5. The kit of claim 1 further comprising at least six panels of identically sized thermal insulation.

6. The kit of claim 5 wherein the panels of thermal insulation are vacuum insulated panels.

7. The kit of claim 1 wherein the kit includes at least twelve of the phase change material-containing panels and at least six of the jackets.

8. The kit of claim 1 wherein the kit includes at least sixteen of the phase change material-containing panels and at least eight of the jackets.

9. The kit of claim 1 wherein the jackets each retain a pair of phase change material panels in a side-to-side configuration.

10. The kit of claim 1 wherein the jackets have beveled edges.

11. The kit of claim 10 wherein the beveled edges on the jackets are beveled at a 45° angle.

12. A passive thermally controlled bulk shipping container comprising:

(a) a shell defining a retention chamber,

(b) a lining of thermal insulation within the retention chamber to define a thermally insulated retention chamber, and

(c) a removable lining of phase change material within the thermally insulated retention chamber to define a thermally controlled payload retention chamber, wherein the lining of phase change material is formed from a plurality of individually repositionable jackets with each jacket releasably retaining a set of phase change material panels in a planar configuration.

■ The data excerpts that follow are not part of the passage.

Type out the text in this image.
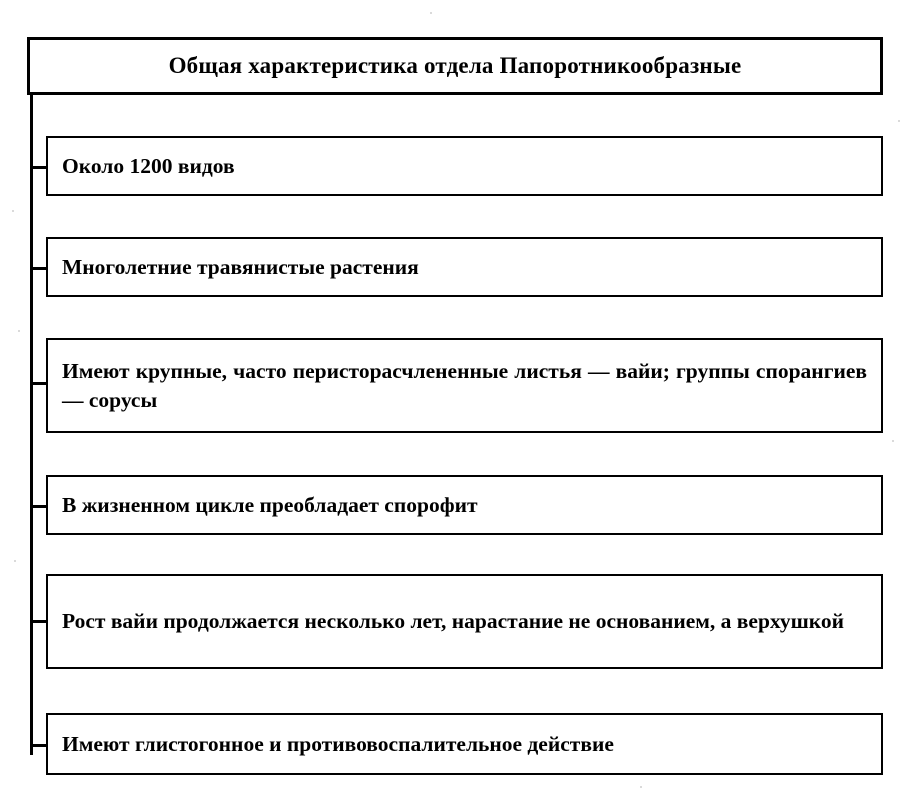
Общая характеристика отдела Папоротникообразные
Около 1200 видов
Многолетние травянистые растения
Имеют крупные, часто перисторасчлененные листья — вайи; группы спорангиев — сорусы
В жизненном цикле преобладает спорофит
Рост вайи продолжается несколько лет, нарастание не основанием, а верхушкой
Имеют глистогонное и противовоспалительное действие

13. The bulk shipping container of claim 12 wherein the lining of thermal insulation is formed from at least four panels of thermal insulation.

14. The bulk shipping container of claim 12 wherein the lining of thermal insulation is formed from at least six panels of identically sized thermal insulation.

15. The bulk shipping container of claim 13 wherein the panels of thermal insulation are vacuum insulated panels.

16. The bulk shipping container of claim 12 wherein the lining of phase change material includes at least twelve of the phase change material-containing panels and at least six of the jackets.

17. The bulk shipping container of claim 12 wherein the jackets have beveled edges.

18. The bulk shipping container of claim 17 wherein the beveled edges on the jackets are beveled at a 45° angle.

19. The bulk shipping container of claim 12 wherein the lining of phase change material is formed from tessellated jackets.

20. The bulk shipping container of claim 12 wherein the jackets each retain a pair of phase change material panels in a side-to-side configuration.

21. The bulk shipping container of claim 12 wherein the phase change material is water.

22. A method of assembling a passive thermally controlled bulk shipping container, comprising the steps of:

(a) obtaining the kit of claim 1,

(b) thermally conditioning the phase change material-containing panels in a thermal conditioning unit,

(c) inserting the thermally conditioned phase change material-containing panels into the jackets to form packed jackets, and

(d) lining the retention chamber defined by the outer shell with the packed jackets, with each jacket abutting at least two other jackets to define a thermally controlled payload retention chamber.

23. The method of claim 22, further comprising the steps of:

(a) obtaining a plurality of thermal insulating panels, and

(b) prior to lining the retention chamber defined by the outer shell with the packed jackets, lining the retention chamber with the thermal insulating panels with each thermal insulating panel abutting at least two other thermal insulating panels to define a thermally insulated retention chamber,

(c) wherein the packed jackets line the thermally insulated retention chamber.

24. The method of claim 23 wherein the retention chamber is lined with at least six identically sized panels of thermal insulation.

25. The method of claim 24 wherein the thermally controlled payload retention chamber is lined with at least six identically sized packed jackets with each jacket packed with at least two thermally conditioned phase change material-containing panels.

26. The method of claim 23 wherein the jackets have beveled edges.

27. The method of claim 26 wherein the beveled edges on the jackets are beveled at a 45° angle.